Baptists are members of a large Protestant religious group who reserve baptism for adult or mature persons who affirm their faith in Jesus Christ as their savior. Baptists are organized in separate conventions or associations. Many of these organizations belong to the Baptist World Alliance. More Baptists live in the United States than in any other country.

The Baptist movement developed as one wing of English Congregationalism during the early 1600’s. These Baptists, like some earlier Christian groups, opposed the baptism of infants. They insisted that baptism should be restricted to believers who are old enough to make their own declaration of faith. Later in the 1600’s, these Baptists said that baptism should be by immersion (dipping under water), rather than by pouring or sprinkling the water.

Early history.

The earliest Baptist leader was John Smyth, a clergyman in the Church of England. About 1607, Smyth went to the Netherlands with those English exiles who later became the Pilgrims of New England. While in the Netherlands, Smyth and 36 of the exiles formed a Baptist church. Differences of opinion developed within the church, and 11 members of the new congregation broke away. These members returned to England to form a church there in 1611. However, major Baptist growth did not occur in England until the Puritan revolution.

Except for the issue of baptism and a strong defense of freedom of conscience, there was little to distinguish early Baptists from Congregationalists. All the Congregationalists feared the authority of bishops and synods (councils) and strongly declared the rights of lay people and local congregations to govern themselves. Most Baptists accepted as their doctrine a slightly modified Westminster Confession of Faith formulated by the Puritans in the 1640’s.

William Carey, an English Baptist who went to India in 1793, was one of the first English-speaking Christian missionaries. American Baptists joined the foreign missionary movement in 1812 when Adoniram Judson went to Burma (now Myanmar), and missionaries later went to Europe and Latin America. As a result of this activity and the movement of British Baptists into Canada, Australia, and New Zealand, most countries today have at least a small Baptist community.

Baptists in America.

In the American Colonies, Roger Williams formed a Baptist church in Providence, Rhode Island, in 1639. Philadelphia later became the major Baptist center in colonial America. During the years immediately before and after the Revolutionary War, the number of Baptists increased greatly. By 1800, the Baptists were the largest denomination in America. However, during much of the 1800’s, the Methodists outnumbered the Baptists. In the 1900’s, the Baptists expanded to once again form the largest Protestant denomination in America.

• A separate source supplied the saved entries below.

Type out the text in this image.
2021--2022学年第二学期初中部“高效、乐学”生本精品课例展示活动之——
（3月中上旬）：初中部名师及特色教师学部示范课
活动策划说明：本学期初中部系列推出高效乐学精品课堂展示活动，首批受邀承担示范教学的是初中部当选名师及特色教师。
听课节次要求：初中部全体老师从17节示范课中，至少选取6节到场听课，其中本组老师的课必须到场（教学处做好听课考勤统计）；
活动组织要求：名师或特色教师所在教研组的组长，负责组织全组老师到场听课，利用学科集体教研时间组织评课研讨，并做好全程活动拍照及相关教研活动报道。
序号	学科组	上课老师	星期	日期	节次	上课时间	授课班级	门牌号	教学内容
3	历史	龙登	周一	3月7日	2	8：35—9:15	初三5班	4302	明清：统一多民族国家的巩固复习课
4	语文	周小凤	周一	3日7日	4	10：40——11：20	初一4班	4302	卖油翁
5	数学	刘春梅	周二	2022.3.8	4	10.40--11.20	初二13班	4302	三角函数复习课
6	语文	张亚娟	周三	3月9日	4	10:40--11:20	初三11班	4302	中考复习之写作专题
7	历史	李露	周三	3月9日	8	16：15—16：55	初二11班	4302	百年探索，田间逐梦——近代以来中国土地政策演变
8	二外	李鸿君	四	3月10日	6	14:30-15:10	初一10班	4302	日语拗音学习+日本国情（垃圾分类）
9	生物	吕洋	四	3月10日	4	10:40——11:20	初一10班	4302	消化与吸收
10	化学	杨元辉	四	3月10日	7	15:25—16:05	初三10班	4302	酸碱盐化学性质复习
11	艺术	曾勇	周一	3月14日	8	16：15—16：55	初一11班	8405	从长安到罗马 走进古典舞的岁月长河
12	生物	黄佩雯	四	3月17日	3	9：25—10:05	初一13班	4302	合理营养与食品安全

About half of the Baptists in the United States are affiliated with the Southern Baptist Convention. The two main African American national Baptist groups—the National Baptist Convention, USA, Inc., and the National Baptist Convention of America, Inc.—form another large segment. A fourth major group, the American Baptist Churches in the U.S.A., is the oldest continuously active Baptist group. The leading Canadian body of Baptists is called Canadian Baptist Ministries.

During the 1900’s, the Baptists, like most other Protestants, were divided on matters of theology. Modernists and fundamentalists differed on how best to understand the Bible. Modernists emphasized studying the Bible historically rather than as the literal word of God. Fundamentalists feared that the authority of Scripture, and thus the basis of Christianity, was being undermined by the new methods of Bible study and by acceptance of modern scientific theories. Today, controversy over these two points of view is still very strong, especially among Southern Baptists.